Une reconstitution du climat, à partir des dates de vendanges depuis 1370, montre que le réchauffement climatique est en marche. Ce phénomène pourrait modifier les pratiques viticoles.
Les scientifiques sont unanimes : l'intensification des émissions de gaz à effet de serre engendre un réchauffement climatique sans précédent. Dernière preuve en date : les travaux d'une équipe de chercheurs du CNRS, du Centre d'énergie atomique et de l'Inra. Ces derniers ont reconstitué le climat de la Bourgogne, depuis 1370, à partir des dates de vendanges du pinot noir. ' Ces dates sont un indicateur plus fiable et plus précis que les cernes d'arbres ou la concentration des gaz dans les glaces ', explique Isabelle Chuine, du CNRS.

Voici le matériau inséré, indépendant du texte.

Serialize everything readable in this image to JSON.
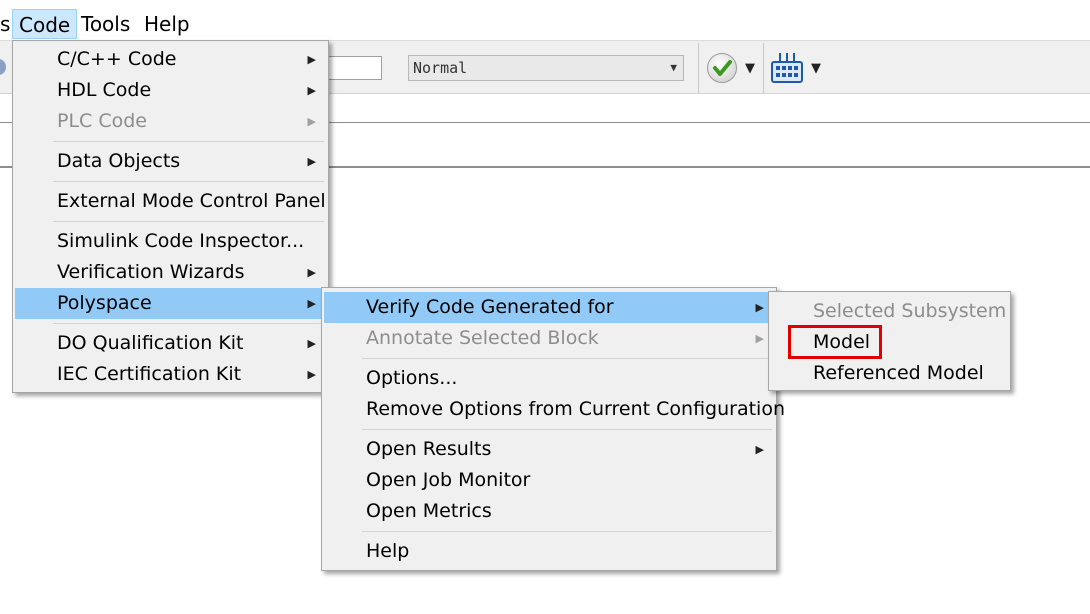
{
  "menubar": {
    "partial_item": "s",
    "code": "Code",
    "tools": "Tools",
    "help": "Help"
  },
  "toolbar": {
    "sim_mode": "Normal",
    "icons": [
      "disk-icon",
      "check-icon",
      "grid-icon"
    ]
  },
  "code_menu": {
    "items": [
      {
        "label": "C/C++ Code"
      },
      {
        "label": "HDL Code"
      },
      {
        "label": "PLC Code"
      },
      {
        "label": "Data Objects"
      },
      {
        "label": "External Mode Control Panel"
      },
      {
        "label": "Simulink Code Inspector..."
      },
      {
        "label": "Verification Wizards"
      },
      {
        "label": "Polyspace"
      },
      {
        "label": "DO Qualification Kit"
      },
      {
        "label": "IEC Certification Kit"
      }
    ]
  },
  "polyspace_menu": {
    "items": [
      {
        "label": "Verify Code Generated for"
      },
      {
        "label": "Annotate Selected Block"
      },
      {
        "label": "Options..."
      },
      {
        "label": "Remove Options from Current Configuration"
      },
      {
        "label": "Open Results"
      },
      {
        "label": "Open Job Monitor"
      },
      {
        "label": "Open Metrics"
      },
      {
        "label": "Help"
      }
    ]
  },
  "verify_menu": {
    "items": [
      {
        "label": "Selected Subsystem"
      },
      {
        "label": "Model"
      },
      {
        "label": "Referenced Model"
      }
    ]
  },
  "colors": {
    "selection": "#91c9f7",
    "highlight_box": "#e00000",
    "menu_bg": "#f0f0f0"
  }
}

C'est Emmanuel Le Roy Ladurie, professeur au Collège de France, qui les a recueillies à partir des archives de douze communes. Les chercheurs ont complété la série jusqu'en 2003, puis ils l'ont intégrée dans un modèle mathématique, qui simule le développement de la vigne en fonction des températures. Ils ont pu reconstituer, pour chaque année, la température moyenne sur la période d'avril à août, avec une marge d'erreur de plus ou moins 1°C. Ils ont constaté que la Bourgogne a connu plusieurs périodes aussi chaudes que les années 1990. De 1380 à 1420 et de 1630 à 1680, les chercheurs ont démontré que les températures étaient supérieures de 1,5°C à 2°C à celles enregistrées de 1960 à 1989 (environ 15°C en moyenne).

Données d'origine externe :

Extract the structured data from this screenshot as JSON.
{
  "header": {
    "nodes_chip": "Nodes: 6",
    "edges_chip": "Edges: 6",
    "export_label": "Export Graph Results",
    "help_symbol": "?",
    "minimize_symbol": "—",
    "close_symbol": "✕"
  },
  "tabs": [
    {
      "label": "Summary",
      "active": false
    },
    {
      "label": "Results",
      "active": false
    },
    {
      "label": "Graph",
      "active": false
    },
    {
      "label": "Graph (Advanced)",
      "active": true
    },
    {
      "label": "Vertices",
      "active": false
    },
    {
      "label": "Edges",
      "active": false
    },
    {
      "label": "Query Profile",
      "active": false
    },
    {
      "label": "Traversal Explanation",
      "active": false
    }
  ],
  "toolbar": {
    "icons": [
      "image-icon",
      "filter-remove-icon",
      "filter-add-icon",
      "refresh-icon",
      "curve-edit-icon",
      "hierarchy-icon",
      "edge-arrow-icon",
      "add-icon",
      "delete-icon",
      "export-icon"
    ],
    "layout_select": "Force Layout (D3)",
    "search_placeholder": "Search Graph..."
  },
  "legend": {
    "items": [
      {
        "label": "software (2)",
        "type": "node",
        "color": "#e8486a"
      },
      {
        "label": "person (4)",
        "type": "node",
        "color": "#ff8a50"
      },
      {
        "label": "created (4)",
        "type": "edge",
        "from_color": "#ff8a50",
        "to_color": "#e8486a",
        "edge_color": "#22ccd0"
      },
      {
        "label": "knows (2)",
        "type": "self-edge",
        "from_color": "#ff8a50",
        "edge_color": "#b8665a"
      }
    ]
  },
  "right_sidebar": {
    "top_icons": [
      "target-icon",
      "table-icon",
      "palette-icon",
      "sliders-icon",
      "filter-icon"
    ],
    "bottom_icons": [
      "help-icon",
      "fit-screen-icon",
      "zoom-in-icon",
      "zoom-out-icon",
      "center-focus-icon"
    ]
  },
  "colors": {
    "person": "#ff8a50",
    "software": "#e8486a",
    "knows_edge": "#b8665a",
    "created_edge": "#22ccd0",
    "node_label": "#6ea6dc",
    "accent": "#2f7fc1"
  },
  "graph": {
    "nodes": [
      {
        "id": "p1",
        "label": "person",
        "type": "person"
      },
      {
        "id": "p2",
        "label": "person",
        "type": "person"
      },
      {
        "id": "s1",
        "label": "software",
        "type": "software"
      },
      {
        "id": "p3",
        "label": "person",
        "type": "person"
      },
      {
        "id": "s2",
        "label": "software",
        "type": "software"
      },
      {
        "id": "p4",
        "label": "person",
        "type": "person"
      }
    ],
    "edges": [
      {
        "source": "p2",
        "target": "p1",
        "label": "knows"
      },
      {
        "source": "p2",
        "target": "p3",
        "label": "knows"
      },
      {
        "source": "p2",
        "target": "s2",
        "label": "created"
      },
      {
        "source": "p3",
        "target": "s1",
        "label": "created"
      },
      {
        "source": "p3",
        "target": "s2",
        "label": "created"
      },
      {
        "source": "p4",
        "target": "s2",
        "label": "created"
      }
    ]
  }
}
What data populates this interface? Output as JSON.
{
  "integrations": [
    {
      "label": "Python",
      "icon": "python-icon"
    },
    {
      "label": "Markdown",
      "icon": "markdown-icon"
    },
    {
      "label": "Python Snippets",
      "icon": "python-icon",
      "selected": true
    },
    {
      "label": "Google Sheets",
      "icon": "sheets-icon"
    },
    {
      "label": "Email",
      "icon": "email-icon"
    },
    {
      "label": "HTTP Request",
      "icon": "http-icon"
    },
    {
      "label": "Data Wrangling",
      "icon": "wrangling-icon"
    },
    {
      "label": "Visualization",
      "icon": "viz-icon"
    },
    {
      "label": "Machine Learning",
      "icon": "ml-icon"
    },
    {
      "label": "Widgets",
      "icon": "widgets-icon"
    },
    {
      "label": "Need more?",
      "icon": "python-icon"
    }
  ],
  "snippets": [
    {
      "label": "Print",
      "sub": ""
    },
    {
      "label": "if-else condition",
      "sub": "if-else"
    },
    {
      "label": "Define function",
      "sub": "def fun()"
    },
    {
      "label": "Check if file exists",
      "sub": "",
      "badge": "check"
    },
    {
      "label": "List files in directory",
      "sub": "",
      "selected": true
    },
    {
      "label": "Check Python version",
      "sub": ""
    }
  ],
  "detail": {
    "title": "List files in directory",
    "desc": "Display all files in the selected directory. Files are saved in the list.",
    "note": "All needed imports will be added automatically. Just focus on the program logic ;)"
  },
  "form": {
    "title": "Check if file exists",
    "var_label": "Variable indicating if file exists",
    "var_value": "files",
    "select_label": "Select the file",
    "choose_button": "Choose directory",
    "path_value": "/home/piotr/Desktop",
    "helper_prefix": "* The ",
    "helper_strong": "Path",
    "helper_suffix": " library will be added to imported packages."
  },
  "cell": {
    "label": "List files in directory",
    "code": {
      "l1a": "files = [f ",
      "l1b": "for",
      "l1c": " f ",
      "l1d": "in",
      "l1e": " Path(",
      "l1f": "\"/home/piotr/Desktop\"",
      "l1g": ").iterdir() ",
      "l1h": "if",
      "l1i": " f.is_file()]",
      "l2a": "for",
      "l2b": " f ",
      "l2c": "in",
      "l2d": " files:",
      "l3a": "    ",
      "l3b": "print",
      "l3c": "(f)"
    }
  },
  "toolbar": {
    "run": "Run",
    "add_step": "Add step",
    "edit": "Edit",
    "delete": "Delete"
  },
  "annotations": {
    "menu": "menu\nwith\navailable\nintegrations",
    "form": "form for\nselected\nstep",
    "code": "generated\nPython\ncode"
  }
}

La décennie 1520 a été particulièrement chaude avec, en 1523, 4,1°C de plus que la période de référence (1960-1989). Toutefois, 2003 apparaît, et de loin, comme l'année la plus chaude, avec une anomalie de 5,9°C. Le fait d'observer des périodes chaudes au cours des XIV e, XVe et XVIIe siècles prouve qu'il existe une variabilité naturelle du climat. Cependant, ces dernières années, le réchauffement est si rapide qu'il ne s'explique pas uniquement par des variations naturelles. Selon le météorologue Jean-Marc Moisselin, l'augmentation des températures en France, au cours du siècle passé, fut de l'ordre de 0,9°C. Durant la dernière décennie, elle fut même de 0,4 à 0,6°C. L'effet de serre est donc bien en cause.
Selon les prévisions du groupe d'experts intergouvernemental sur l'évolution du climat, les températures pourraient augmenter de 1,4 à 5,8°C entre 1990 et 2100. Localement, des refroidissements pourraient survenir en raison de l'atténuation ou de l'inversion du Golf Stream, le courant marin chaud qui baigne l'Europe. La répartition et la quantité des pluies seront modifiées. Les phénomènes extrêmes (tempêtes, pluies violentes, sécheresse prolongée) s'accentueront.

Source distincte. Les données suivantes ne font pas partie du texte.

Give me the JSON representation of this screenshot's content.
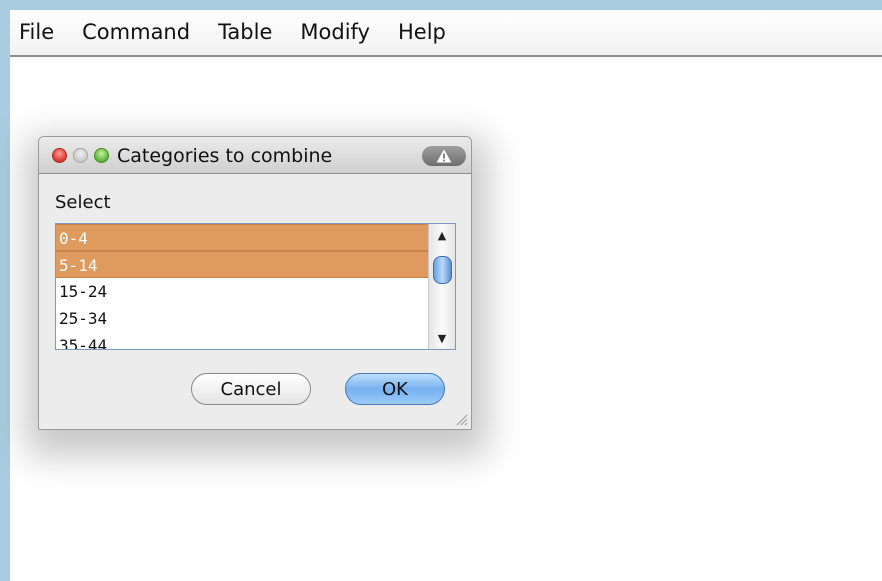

Les conséquences du réchauffement sur la physiologie de la vigne sont d'ores et déjà perceptibles. Les dates de floraison sont devenues plus précoces de deux à trois semaines en trente ans. Celles des vendanges ont avancé de presque un mois en cinquante ans dans le Médoc et les côtes du Rhône.
En Alsace, d'après les données de l'Inra de Colmar, les vignerons ont vu la véraison du riesling avancer de trois semaines en trente ans. Ils ont gagné 0,06°C à la récolte par an, en moyenne, sur cette période. De nombreuses inconnues persistent, mais les chercheurs avancent quelques hypothèses. Les gains de précocité devraient se poursuivre. Avec des débourrements plus précoces, se pose la question de l'augmentation des risques de gelées. Autre conséquence : l'avancée de la maturation en été, avec des nuits chaudes, pourrait avoir un effet néfaste sur la qualité des polyphénols.
Le réchauffement aura aussi une incidence sur l'encépagement et l'aire de répartition de la vigne. Hans Schultz, chercheur à Geisenheim (Allemagne), pense que l'aire de culture de la vigne s'étendra vers le nord.
Autre phénomène : l'augmentation de la teneur en gaz carbonique de l'atmosphère engendrera une stimulation de la photosynthèse de 20 à 30 %, dans l'hypothèse d'un doublement de la concentration en CO 2 par rapport aux années 1990. Cela engendrerait une augmentation de la biomasse de 15 à 20 %, ainsi qu'une meilleure efficience de l'eau par la plante (moins de perte par évapotranspiration). Toutefois, l'excès de végétation et l'accroissement de la taille des grappes devront amener les vignerons à maîtriser les rendements et à adapter les travaux en vert.
Mais ce scénario va dépendre des ressources en eau. Seront-elles suffisantes ? Dans le Midi, elles risquent de faire défaut. De faibles pluies, associées à des réserves hydriques insuffisantes, à l'instar de 2003, bloqueront la maturation. En Allemagne, on se prépare d'ores et déjà à recourir à l'irrigation en cas de besoin. A côté de ça, des pluies torrentielles risquent de survenir, provoquant des inondations et accentuant le ruissellement et l'érosion. ' L'enherbement risque de devenir un dilemme. Si on le conserve, on aura des problèmes de stress hydrique et azoté. Si on l'enlève, on aura des problèmes d'érosion ', s'interroge Eric Duchêne, de l'Inra de Colmar.
Soulignons la modification des pressions parasitaires. De nouveaux fléaux pourraient apparaître.